Association of interleukin-6 gene polymorphisms with the risk of hepatocellular carcinoma
Author(s) -
Peipei An,
Lina Feng,
Xiaoxue Zhang,
Qinglong Jin
Publication year - 2020
Publication title -
medicine
Language(s) - English
Resource type - Journals
SCImago Journal Rank - 0.59
H-Index - 148
eISSN - 1536-5964
pISSN - 0025-7974
DOI - 10.1097/md.0000000000023659
Subject(s) - medicine , odds ratio , hepatocellular carcinoma , meta analysis , confidence interval , gastroenterology , allele , oncology , gene , genetics , biology
Background: This study was aimed to evaluate the association between interleukin-6 (IL-6) gene polymorphisms and the risk of hepatocellular carcinoma (HCC) in a meta-analysis. Methods: A literature search was performed for case-control studies published during May, 1993 to May, 2020 focusing on IL-6 gene polymorphisms (–174G > C, –572G > C, and –597G > A) and HCC susceptibility by using PubMed, Cochrane Database, EMBASE, Web of science, and China National Knowledge Infrastructure.
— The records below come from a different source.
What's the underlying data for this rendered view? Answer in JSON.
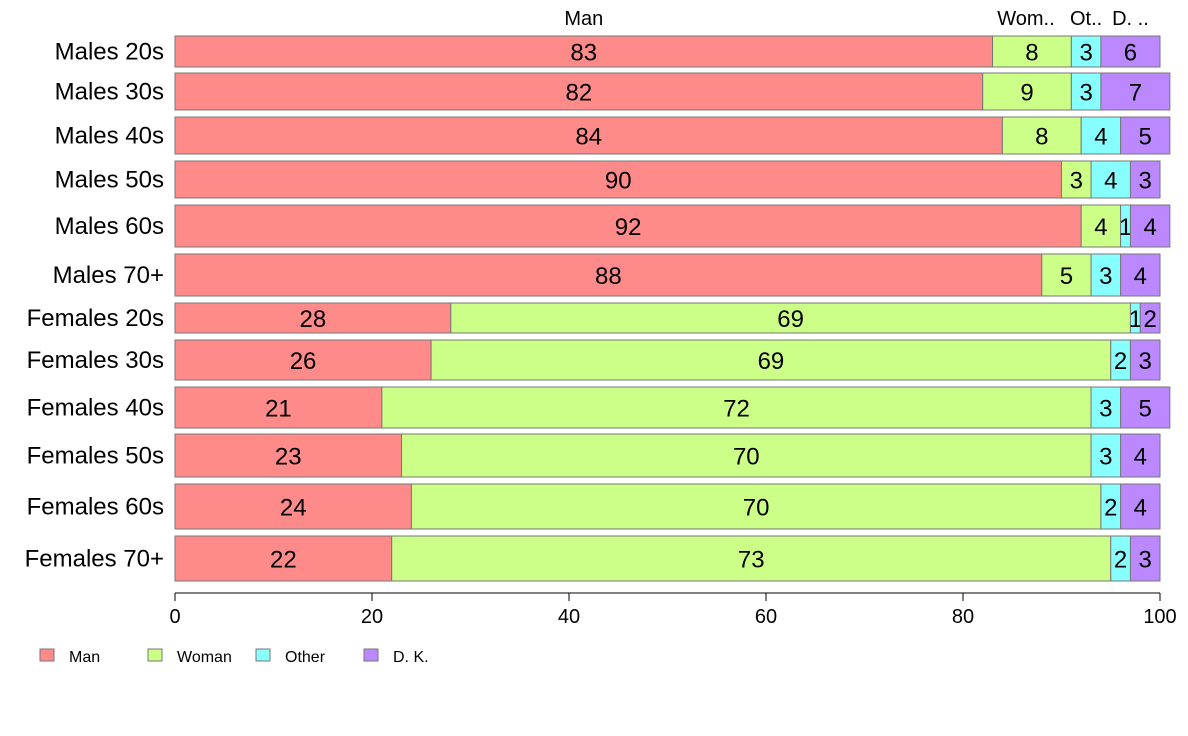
{
  "chart_data": {
    "type": "bar",
    "orientation": "horizontal",
    "stacked": true,
    "categories": [
      "Males 20s",
      "Males 30s",
      "Males 40s",
      "Males 50s",
      "Males 60s",
      "Males 70+",
      "Females 20s",
      "Females 30s",
      "Females 40s",
      "Females 50s",
      "Females 60s",
      "Females 70+"
    ],
    "series": [
      {
        "name": "Man",
        "color": "#FF8A8A",
        "values": [
          83,
          82,
          84,
          90,
          92,
          88,
          28,
          26,
          21,
          23,
          24,
          22
        ]
      },
      {
        "name": "Woman",
        "color": "#CCFF88",
        "values": [
          8,
          9,
          8,
          3,
          4,
          5,
          69,
          69,
          72,
          70,
          70,
          73
        ]
      },
      {
        "name": "Other",
        "color": "#88FFFF",
        "values": [
          3,
          3,
          4,
          4,
          1,
          3,
          1,
          2,
          3,
          3,
          2,
          2
        ]
      },
      {
        "name": "D. K.",
        "color": "#BB88FF",
        "values": [
          6,
          7,
          5,
          3,
          4,
          4,
          2,
          3,
          5,
          4,
          4,
          3
        ]
      }
    ],
    "top_labels": [
      "Man",
      "Wom..",
      "Ot..",
      "D. .."
    ],
    "xlim": [
      0,
      100
    ],
    "xticks": [
      0,
      20,
      40,
      60,
      80,
      100
    ],
    "grid": false,
    "legend_position": "bottom-left"
  }
}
From 128 full-text articles, 11 were included in this meta-analysis. I 2 index was used to assess heterogeneity and Newcastle-Ottawa Scale was utilized for quality assessment. Results: For IL-6 –174G > C polymorphism, in codominant (GG vs CC: odds ratios [OR] = 2.78, 95% confidence intervals [CI] = 1.25–6.19, P = .01, I 2 = 16%) and recessive (GG+GC vs CC: OR = 2.76, 95% CI = 1.29–5.90, P = .009, I 2 = 3%) models, IL-6 –174G>C polymorphism was significantly associated with the risk of HCC. In dominant (GG vs CC+GC: OR = 1.80, 95% CI = 0.92–3.54, P = .09, I 2 = 86%) and allele (G vs C: OR = 1.49, 95% CI = 0.95–2.32, P = .08, I 2 = 68%) models, IL-6 –174G>C polymorphism had no impact on the risk of HCC. However, in non-Italian Caucasian population, IL-6 –174G>C polymorphism was significantly related to the occurrence of HCC in both dominant (GG vs CC+GC: OR = 3.26, 95% CI = 2.29–4.65, P < .00001, I 2 = 0%) and allele (G vs C: OR = 2.48, 95% CI = 1.48–4.15, P = .0006) models. Such correlations also could be observed when healthy individuals were selected as controls. For IL-6 –572G>C and –597G>A polymorphisms, no significant association was observed in all models, regardless of the source of control and population subgroups. No publication bias could be calculated when Begg and Egger tests were employed. Conclusion: This meta-analysis indicated that IL-6 –174G>C polymorphism was significantly related with the risk for HCC, especially in non-Italian Caucasian population. No significant association was observed for the correlation between IL-6 –572G>C and –597G>A polymorphisms and HCC susceptibility.